The commissioners attributed the food and beverage tax’s popularity at the fall budget workshops to a public interest in getting tourists to contribute to the services they benefit from — which is why the revenue from that tax will go towards offsetting the cost of services used by visitors (see sidebar for details).
Matt Swihart, owner of Double Mountain Brewery and Taproom, said he understands why the commission aims to tax tourists, but the county’s assumption that tourists are the main group that eats out in Hood River “certainly doesn’t hold true to my business … When I look at my restaurant, I see people whose kids go to the same school as my kids,” he said. “This is a tax on local people who go out to eat.”
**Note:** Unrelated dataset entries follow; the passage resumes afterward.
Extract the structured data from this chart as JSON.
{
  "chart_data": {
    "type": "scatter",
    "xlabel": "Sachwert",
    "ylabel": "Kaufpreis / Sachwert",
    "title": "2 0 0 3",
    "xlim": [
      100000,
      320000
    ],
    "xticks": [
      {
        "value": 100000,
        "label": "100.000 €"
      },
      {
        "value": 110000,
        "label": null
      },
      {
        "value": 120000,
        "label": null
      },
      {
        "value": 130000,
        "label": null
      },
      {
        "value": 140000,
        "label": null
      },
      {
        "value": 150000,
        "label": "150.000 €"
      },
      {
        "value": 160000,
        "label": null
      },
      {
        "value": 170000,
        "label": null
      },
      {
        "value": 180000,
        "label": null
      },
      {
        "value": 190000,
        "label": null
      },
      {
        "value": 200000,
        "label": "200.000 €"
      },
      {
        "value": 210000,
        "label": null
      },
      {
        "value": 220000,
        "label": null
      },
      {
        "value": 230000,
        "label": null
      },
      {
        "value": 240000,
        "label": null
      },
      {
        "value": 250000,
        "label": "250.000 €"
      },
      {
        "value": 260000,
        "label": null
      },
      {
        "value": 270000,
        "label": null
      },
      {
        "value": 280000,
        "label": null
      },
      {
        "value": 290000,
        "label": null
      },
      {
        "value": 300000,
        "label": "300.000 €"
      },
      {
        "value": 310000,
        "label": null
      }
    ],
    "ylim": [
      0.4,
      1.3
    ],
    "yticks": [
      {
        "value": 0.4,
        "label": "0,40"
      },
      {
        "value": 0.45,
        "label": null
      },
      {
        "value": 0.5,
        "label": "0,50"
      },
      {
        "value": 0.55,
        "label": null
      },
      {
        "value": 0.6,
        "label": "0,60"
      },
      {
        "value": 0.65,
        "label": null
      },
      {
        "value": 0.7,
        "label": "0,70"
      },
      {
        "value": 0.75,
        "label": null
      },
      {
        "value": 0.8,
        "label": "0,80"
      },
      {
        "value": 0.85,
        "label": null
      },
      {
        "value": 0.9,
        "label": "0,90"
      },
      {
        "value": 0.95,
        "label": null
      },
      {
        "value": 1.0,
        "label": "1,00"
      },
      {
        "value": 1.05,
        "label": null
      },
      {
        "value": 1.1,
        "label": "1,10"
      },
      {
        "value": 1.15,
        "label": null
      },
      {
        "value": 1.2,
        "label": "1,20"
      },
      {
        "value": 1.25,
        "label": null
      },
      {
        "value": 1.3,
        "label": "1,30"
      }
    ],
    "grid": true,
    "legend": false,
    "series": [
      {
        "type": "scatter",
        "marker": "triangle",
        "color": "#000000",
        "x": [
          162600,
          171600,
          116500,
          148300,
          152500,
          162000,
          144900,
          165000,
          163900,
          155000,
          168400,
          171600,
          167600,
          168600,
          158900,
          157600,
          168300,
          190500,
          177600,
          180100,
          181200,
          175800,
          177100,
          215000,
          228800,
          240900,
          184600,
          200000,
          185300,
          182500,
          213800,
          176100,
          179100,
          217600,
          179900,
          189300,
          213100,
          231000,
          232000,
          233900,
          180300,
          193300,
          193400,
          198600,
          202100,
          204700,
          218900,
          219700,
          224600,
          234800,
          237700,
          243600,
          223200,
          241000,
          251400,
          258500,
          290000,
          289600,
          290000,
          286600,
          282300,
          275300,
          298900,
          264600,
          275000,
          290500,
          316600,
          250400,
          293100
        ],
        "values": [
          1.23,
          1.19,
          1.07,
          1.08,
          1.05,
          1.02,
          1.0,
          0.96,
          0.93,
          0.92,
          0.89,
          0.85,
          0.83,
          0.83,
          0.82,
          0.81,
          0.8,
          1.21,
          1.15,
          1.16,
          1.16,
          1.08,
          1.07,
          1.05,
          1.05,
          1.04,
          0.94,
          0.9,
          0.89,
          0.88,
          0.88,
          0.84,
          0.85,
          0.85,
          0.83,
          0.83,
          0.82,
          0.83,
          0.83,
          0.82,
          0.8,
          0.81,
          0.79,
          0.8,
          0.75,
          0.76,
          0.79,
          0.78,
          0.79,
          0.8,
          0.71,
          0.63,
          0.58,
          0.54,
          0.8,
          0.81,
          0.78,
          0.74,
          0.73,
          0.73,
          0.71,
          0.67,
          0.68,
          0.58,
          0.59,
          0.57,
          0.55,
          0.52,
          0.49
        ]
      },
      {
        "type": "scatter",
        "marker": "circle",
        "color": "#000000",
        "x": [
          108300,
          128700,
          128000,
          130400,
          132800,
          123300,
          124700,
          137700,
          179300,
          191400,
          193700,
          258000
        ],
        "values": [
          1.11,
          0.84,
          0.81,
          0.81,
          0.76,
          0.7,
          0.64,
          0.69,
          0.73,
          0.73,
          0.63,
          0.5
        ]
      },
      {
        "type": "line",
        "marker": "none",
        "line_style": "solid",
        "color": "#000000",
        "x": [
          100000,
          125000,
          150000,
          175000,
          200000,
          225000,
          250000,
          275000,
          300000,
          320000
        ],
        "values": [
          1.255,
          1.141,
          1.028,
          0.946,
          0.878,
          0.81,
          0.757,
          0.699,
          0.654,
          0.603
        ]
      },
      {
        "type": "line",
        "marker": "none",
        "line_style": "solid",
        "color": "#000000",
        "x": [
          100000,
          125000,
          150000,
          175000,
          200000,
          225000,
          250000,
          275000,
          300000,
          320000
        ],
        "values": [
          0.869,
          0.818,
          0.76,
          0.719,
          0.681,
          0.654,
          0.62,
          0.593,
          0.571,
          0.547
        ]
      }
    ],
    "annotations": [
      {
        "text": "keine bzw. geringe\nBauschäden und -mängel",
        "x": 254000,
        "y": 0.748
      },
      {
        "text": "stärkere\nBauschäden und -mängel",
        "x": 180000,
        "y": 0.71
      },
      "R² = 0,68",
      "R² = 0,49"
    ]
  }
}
Double Mountain recently had to raise its menu prices to accommodate for the minimum wage increase, he said, and he expects that — even though the county will cover the cost of administrating the tax — increasing the customer’s bill further will negatively affect his employees’ take-home pay and tips. “My bartender behind the bar, that (tax) will affect his family.”
He said that he would support broader-based tax reform, or a county-wide sales tax, but he thinks this tax proposal unfairly targets his business. “That’s really what this is, they’re singling out 20 businesses in town that’ll have to support its county services and its unfair,” he said. “We support additional revenue for the county, we just think it should be spread across an even level.”
Hood River County tried to get a 2 percent general sales and tourism tax passed last year, but it met significant opposition by the community and was ultimately abandoned before making it to the ballot.
A 3 percent tax on retail marijuana sales did make it onto the November 2018 ballot and passed — but that only raised $20,000 annually for the county, which needs a bare minimum of $1.6 million to avoid more cuts, and another $3.2 million to bring county services up to appropriate levels.
Former Commissioner Maui Meyer said that the county has been working on long-term solutions to its budget crisis and making cuts since before his first day on the job in 2003, but most proposed solutions were either deemed too risky or rejected by constituents.
Since 2006, the county has pulled more than $7 million out of its Reserve Fund to balance each year’s budget, despite significant cuts. Since the county has been operating at a deficit for nearly a decade and has continued to cut capital outlay to support other areas of the budget, county buildings and other infrastructure suffer from a lack of maintenance and multiple departments are in drastic need of new equipment.
“I don’t know what we can cut anymore,” Meyer said. “As frustrated as I am at the decision to choose a food and beverage tax, this is the one that gets most towards the population that gets into our community but, because of Oregon’s tax structure, don’t have to pay anything,” he said.
Meyer, who has over 25 years of experience in the food industry, said that even though the tax is hurtful to tourist-based businesses like his, he can’t think of a better way to access that tourist revenue stream.
The optimal solution to the county’s financial crisis is statewide tax reform, Meyer said — but “until we get that, this will keep Hood River County afloat with the services its accustomed to.”
A public hearing on both the prepared food and beverage tax and the public health and safety levy will be held at 6 p.m. on March 18, location to be determined.